In WSN-based utility monitoring systems, tiny wireless sensor nodes are installed on electric utility equipment and monitor the parameters critical to each equipment’s performance based on a combination of measurements, such as status, temperature, voltage, and current. This measured data is then transmitted to a control center (sink node) that analyzes the data from each sensor. Electric utility personnel are notified concerning any potential problems as an advanced warning system. This enables utility personnel to repair or replace the equipment before its’ performance drops or it fails entirely. In this way, catastrophic equipment failures and the associated repair and replacement costs can be prevented in a timely manner. In Figure 1, the architecture of our testbed is presented.

Fig. 1. Architecture of the BWN-Lab sensor network testbed monitoring the underground utility distribution system.

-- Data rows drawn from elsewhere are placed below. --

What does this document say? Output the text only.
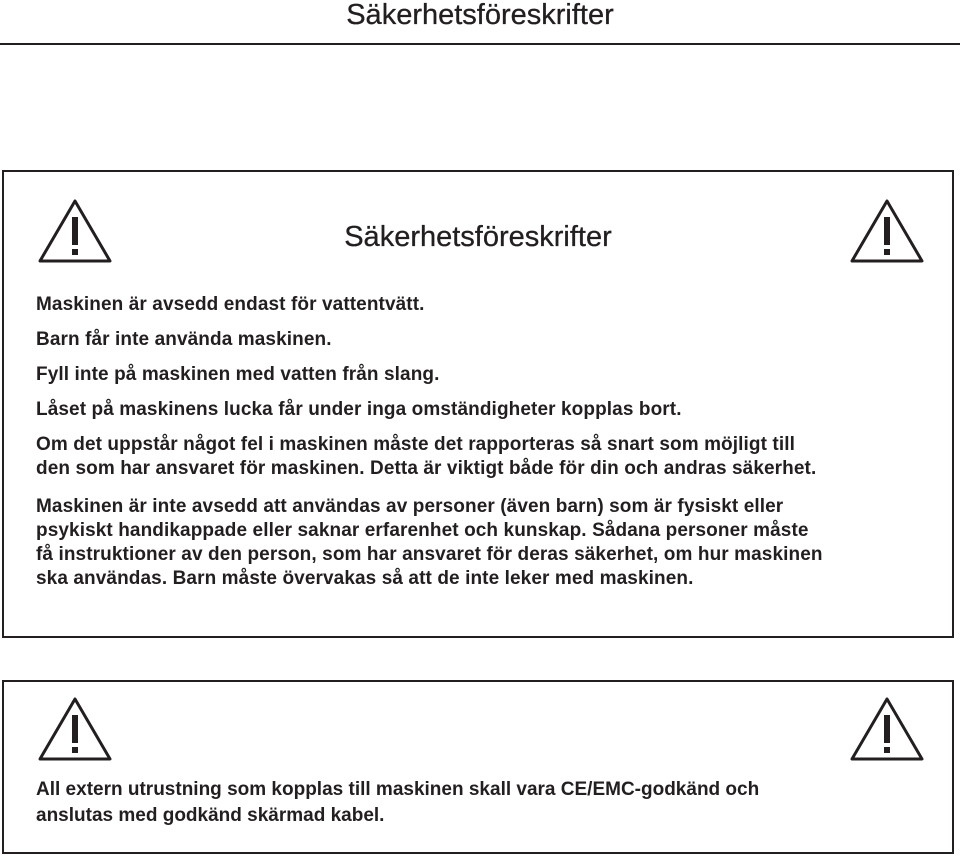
Säkerhetsföreskrifter
Säkerhetsföreskrifter

Maskinen är avsedd endast för vattentvätt.

Barn får inte använda maskinen.

Fyll inte på maskinen med vatten från slang.

Låset på maskinens lucka får under inga omständigheter kopplas bort.

Om det uppstår något fel i maskinen måste det rapporteras så snart som möjligt till

den som har ansvaret för maskinen. Detta är viktigt både för din och andras säkerhet.

Maskinen är inte avsedd att användas av personer (även barn) som är fysiskt eller

psykiskt handikappade eller saknar erfarenhet och kunskap. Sådana personer måste

få instruktioner av den person, som har ansvaret för deras säkerhet, om hur maskinen

ska användas. Barn måste övervakas så att de inte leker med maskinen.

All extern utrustning som kopplas till maskinen skall vara CE/EMC-godkänd och

anslutas med godkänd skärmad kabel.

Our test-bed includes 20 TMote-Sky motes, which have Chipcon CC2420 radio chips that are compliant with the 802.15.4 standard. Specifically, Tmote-Sky motes operate in the 2.4 GHz ISM band with an effective data rate of 250 kbps, which is a much higher data rate than older radios. The higher data rate allows shorter active periods further reducing energy consumption. Tmote-Sky motes also integrate programming, computation, communication and sensing onto a single device. The integrated design provides an easy to use sensor mote with increased robustness, which is crucial for electric system automation applications.

In this project, we also made extensive measurements to quantify the use of external antennas in indoor, outdoor and underground sensor network environments. To connect the external antennas to the TMote-Sky motes, we soldered an SMA (Sub-Miniature ver-A) connector to the circuit board, while also disconnecting the internal antenna and changing the location of one capacitor on the board. Note that the Tmote Sky motes come with 3.1 dBi internal antennas. In our experiments, we integrated two different external antennas: i) HyperLink 8 dBi omni-directional antenna, and Titanis 4 dBi omni-directional antenna. In Figure 2 and 3, we present the sensor modules integrated with the external antennas, and show our experimental sites in outdoor and underground network environments, respectively. Note also that we made the underground field tests in underground Georgia Power distribution system.

Fig. 2. Sensor modules integrated with external antennas: a) 4dBi omni-directional, and b) 8 dBi omni-directional antennas.